If you are planning this mammoth task, be sure to:

  1. Have your service catalogue documented
  2. Know what you want to achieve with this product.
  3. Read the deployment guide
  4. Read the planning guide
  5. Read the administrator guide
  6. Give the SCSM servers enough memory and storage (I thought that OpsMgr was a hungry beast, but SCSM makes it look like a model eater)

I did run into one little issue that seems to happen quite frequently in SCSM, if all my googles are anything to go by.
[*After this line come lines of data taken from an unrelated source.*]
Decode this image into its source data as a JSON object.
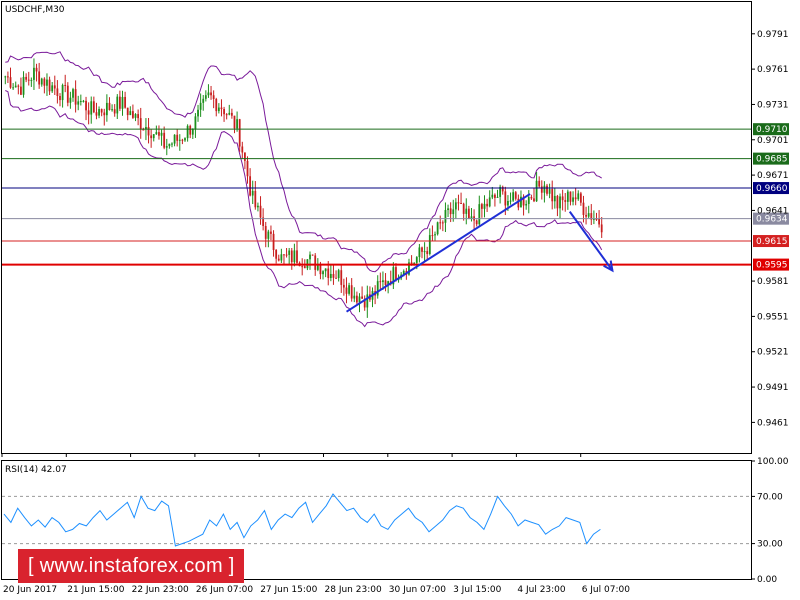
{
  "chart_data": [
    {
      "type": "candlestick",
      "title": "USDCHF,M30",
      "x_tick_labels": [
        "20 Jun 2017",
        "21 Jun 15:00",
        "22 Jun 23:00",
        "26 Jun 07:00",
        "27 Jun 15:00",
        "28 Jun 23:00",
        "30 Jun 07:00",
        "3 Jul 15:00",
        "4 Jul 23:00",
        "6 Jul 07:00"
      ],
      "y_tick_labels": [
        "0.9791",
        "0.9761",
        "0.9731",
        "0.9701",
        "0.9671",
        "0.9641",
        "0.9581",
        "0.9551",
        "0.9521",
        "0.9491",
        "0.9461"
      ],
      "ylim": [
        0.9435,
        0.9818
      ],
      "horizontal_levels": [
        {
          "value": 0.971,
          "label": "0.9710",
          "color": "#1a6b1a"
        },
        {
          "value": 0.9685,
          "label": "0.9685",
          "color": "#1a6b1a"
        },
        {
          "value": 0.966,
          "label": "0.9660",
          "color": "#00007f"
        },
        {
          "value": 0.9634,
          "label": "0.9634",
          "color": "#8a8aa0"
        },
        {
          "value": 0.9615,
          "label": "0.9615",
          "color": "#d42020"
        },
        {
          "value": 0.9595,
          "label": "0.9595",
          "color": "#e00000"
        }
      ],
      "indicator": "Bollinger Bands",
      "series": [
        {
          "values": [
            0.9755,
            0.9745,
            0.9758,
            0.9748,
            0.974,
            0.9735,
            0.9725,
            0.9728,
            0.9732,
            0.9718,
            0.971,
            0.9696,
            0.9702,
            0.9715,
            0.9738,
            0.9728,
            0.971,
            0.965,
            0.962,
            0.96,
            0.9602,
            0.9598,
            0.9592,
            0.9585,
            0.957,
            0.9565,
            0.958,
            0.959,
            0.9597,
            0.961,
            0.963,
            0.9645,
            0.963,
            0.9645,
            0.9655,
            0.9648,
            0.9652,
            0.9665,
            0.9645,
            0.9655,
            0.964,
            0.963
          ]
        }
      ],
      "trendlines": [
        {
          "from": [
            0.46,
            0.9555
          ],
          "to": [
            0.705,
            0.9655
          ],
          "color": "#1f2fd6"
        }
      ],
      "arrow": {
        "from": [
          0.758,
          0.964
        ],
        "to": [
          0.815,
          0.959
        ],
        "color": "#1f2fd6"
      }
    },
    {
      "type": "line",
      "title": "RSI(14) 42.07",
      "y_tick_labels": [
        "100.00",
        "70.00",
        "30.00",
        "0.00"
      ],
      "ylim": [
        0,
        100
      ],
      "levels": [
        70,
        30
      ],
      "series": [
        {
          "values": [
            55,
            48,
            60,
            52,
            45,
            50,
            44,
            52,
            48,
            40,
            42,
            47,
            45,
            52,
            58,
            50,
            55,
            60,
            65,
            52,
            70,
            60,
            58,
            66,
            62,
            28,
            30,
            32,
            35,
            38,
            50,
            45,
            55,
            42,
            48,
            35,
            45,
            50,
            58,
            42,
            50,
            55,
            52,
            60,
            65,
            48,
            55,
            62,
            72,
            65,
            58,
            60,
            52,
            48,
            55,
            45,
            42,
            50,
            55,
            60,
            52,
            48,
            40,
            45,
            50,
            58,
            62,
            60,
            52,
            48,
            42,
            55,
            70,
            62,
            55,
            45,
            50,
            48,
            46,
            38,
            42,
            45,
            52,
            50,
            48,
            30,
            38,
            42
          ],
          "color": "#1e90ff"
        }
      ]
    }
  ],
  "watermark": "[  www.instaforex.com ]"
}
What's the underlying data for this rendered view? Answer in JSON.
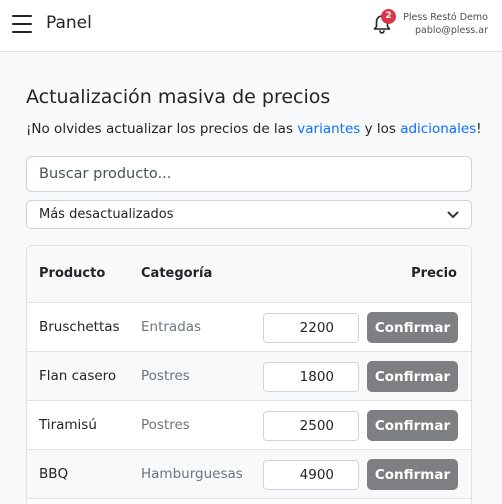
{
  "header": {
    "brand": "Panel",
    "notifications_count": "2",
    "user_name": "Pless Restó Demo",
    "user_email": "pablo@pless.ar"
  },
  "main": {
    "title": "Actualización masiva de precios",
    "reminder": {
      "prefix": "¡No olvides actualizar los precios de las ",
      "link_variants": "variantes",
      "middle": " y los ",
      "link_extras": "adicionales",
      "suffix": "!"
    },
    "search_placeholder": "Buscar producto...",
    "sort_selected": "Más desactualizados"
  },
  "table": {
    "headers": {
      "product": "Producto",
      "category": "Categoría",
      "price": "Precio"
    },
    "confirm_label": "Confirmar",
    "rows": [
      {
        "product": "Bruschettas",
        "category": "Entradas",
        "price": "2200"
      },
      {
        "product": "Flan casero",
        "category": "Postres",
        "price": "1800"
      },
      {
        "product": "Tiramisú",
        "category": "Postres",
        "price": "2500"
      },
      {
        "product": "BBQ",
        "category": "Hamburguesas",
        "price": "4900"
      }
    ]
  },
  "colors": {
    "link": "#0d6efd",
    "badge": "#dc3545",
    "confirm_button": "#7d7f82"
  }
}
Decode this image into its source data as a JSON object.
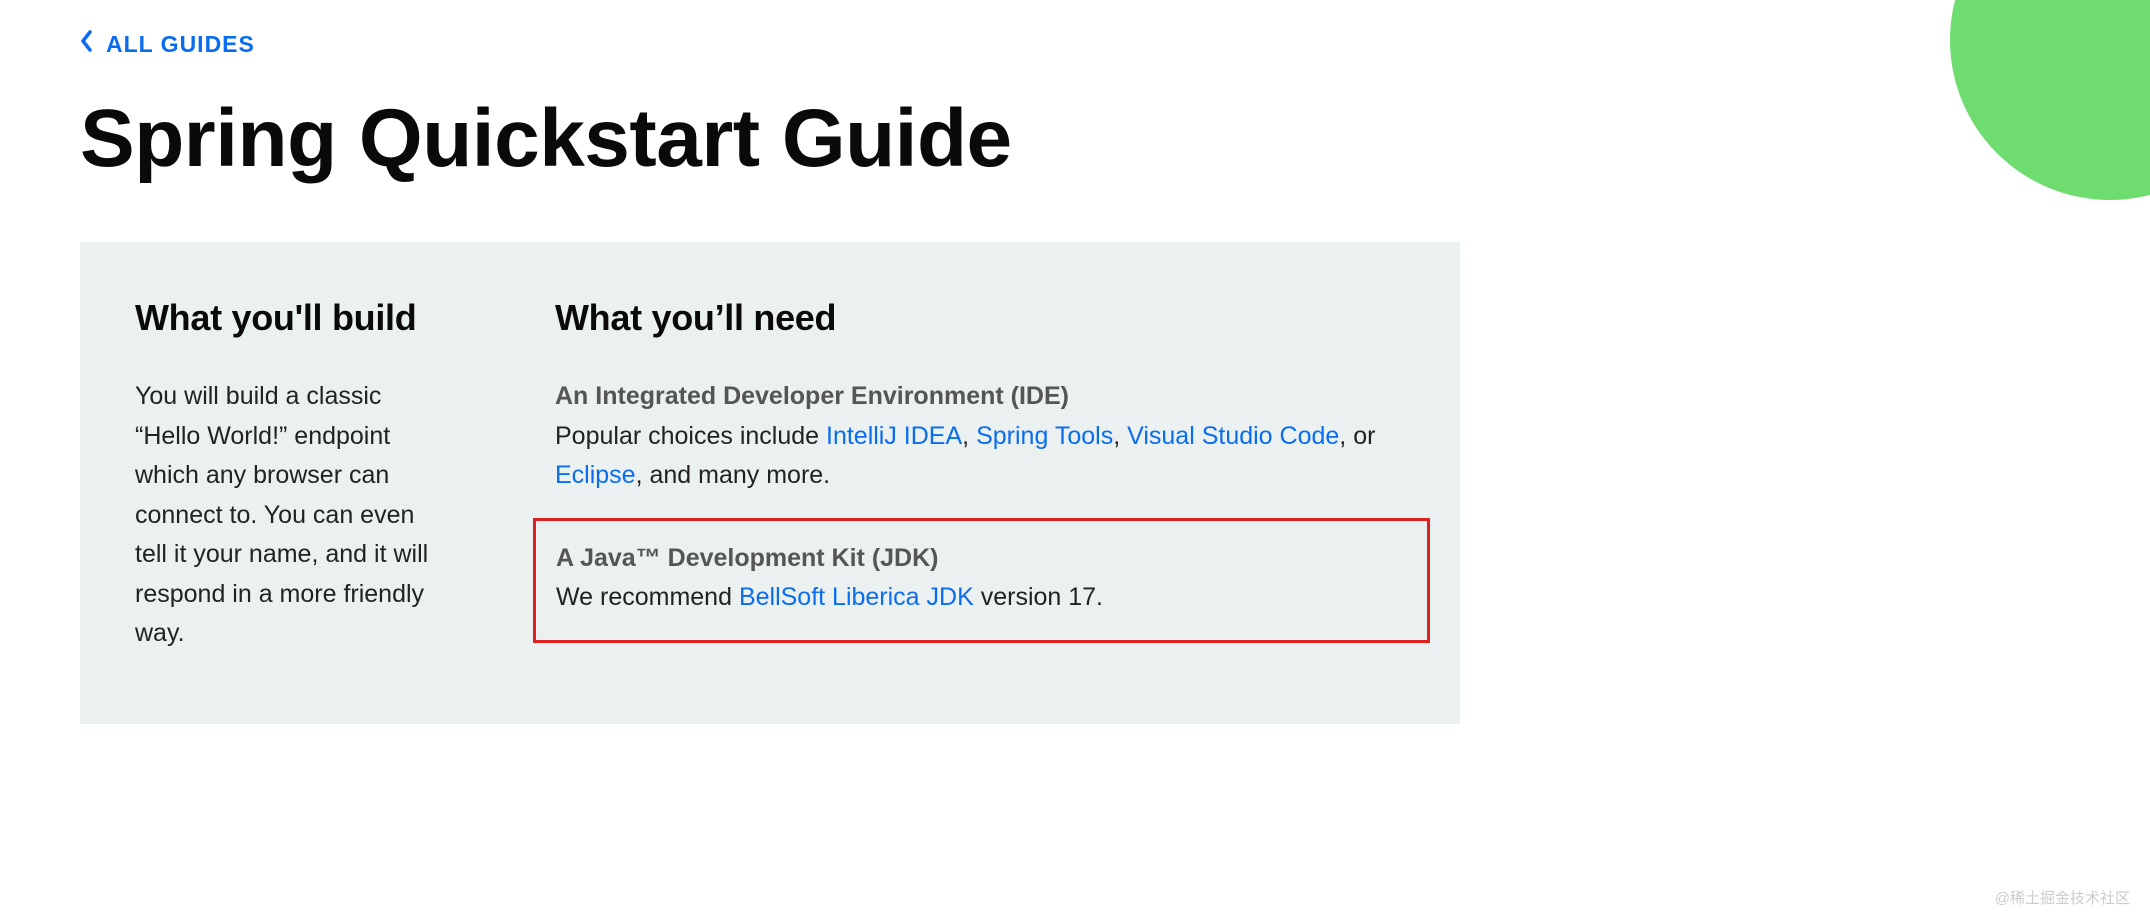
{
  "nav": {
    "back_label": "ALL GUIDES"
  },
  "page": {
    "title": "Spring Quickstart Guide"
  },
  "build": {
    "heading": "What you'll build",
    "text": "You will build a classic “Hello World!” endpoint which any browser can connect to. You can even tell it your name, and it will respond in a more friendly way."
  },
  "need": {
    "heading": "What you’ll need",
    "ide": {
      "title": "An Integrated Developer Environment (IDE)",
      "prefix": "Popular choices include ",
      "links": {
        "intellij": "IntelliJ IDEA",
        "spring_tools": "Spring Tools",
        "vscode": "Visual Studio Code",
        "eclipse": "Eclipse"
      },
      "sep1": ", ",
      "sep2": ", ",
      "sep3": ", or ",
      "suffix": ", and many more."
    },
    "jdk": {
      "title": "A Java™ Development Kit (JDK)",
      "prefix": "We recommend ",
      "link": "BellSoft Liberica JDK",
      "suffix": " version 17."
    }
  },
  "watermark": "@稀土掘金技术社区"
}
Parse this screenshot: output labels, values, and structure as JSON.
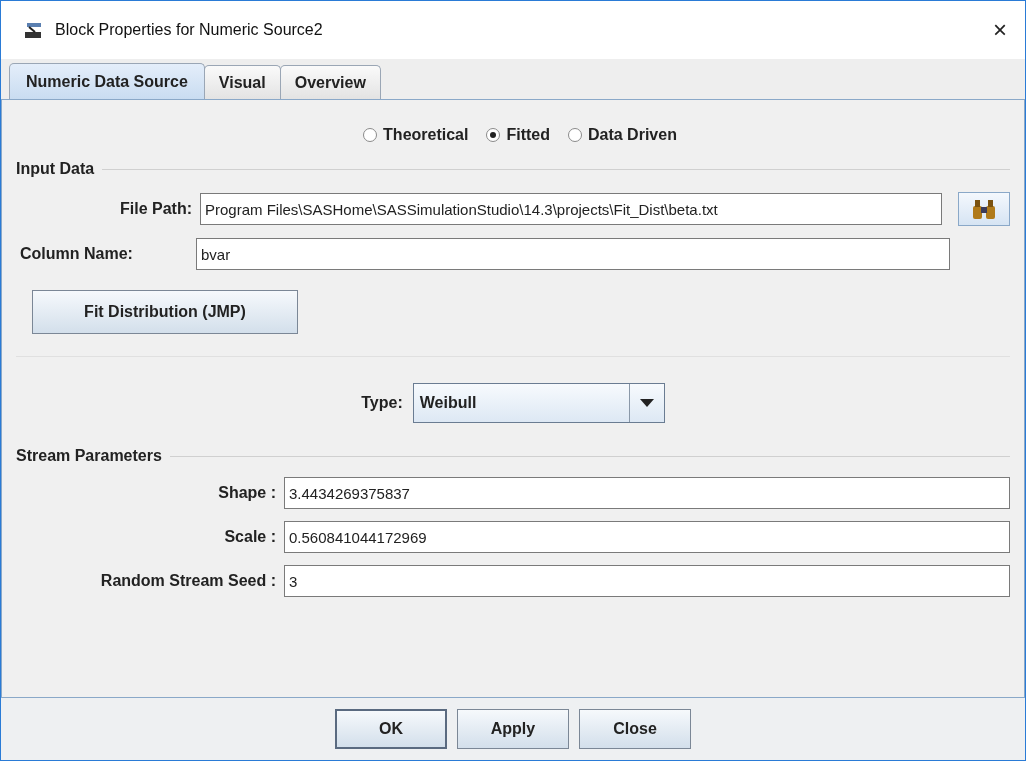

Unfortunately, 99.9999% of the returned results helped absolutely didly, so here is what I did (and hopefully it will help someone out there).

MPSyncJob gets stuck on reporting management packs:

MPSyncJob runs and completes without error, but some management packs are still pending association. In my case, they were the reporting MPs.


Many many googles insisted that I should gac the reporting services dll that you have to copy over and a couple of other things that are applicable for SCSM2010 instead. I thought I was going a little insane for a couple of days and tried a variety of things including restarting the services in different orders, re-importing the management packs and so on, but the final fix was as follows:

  1. In the SCSM console, navigate to Data Warehouse > Management packs
  2. Sort management packs by deployment status, locate those that are in a Failed state
  3. Right click on each, select Restart Deployment

Give it some time – I walked away for about 10 minutes – and then refresh. Each of them should now have a Completed status, and the MPSyncJob should now run through successfully. Thanks to Miao Jun Huang for this blog post that provided some guidance and much needed sanity.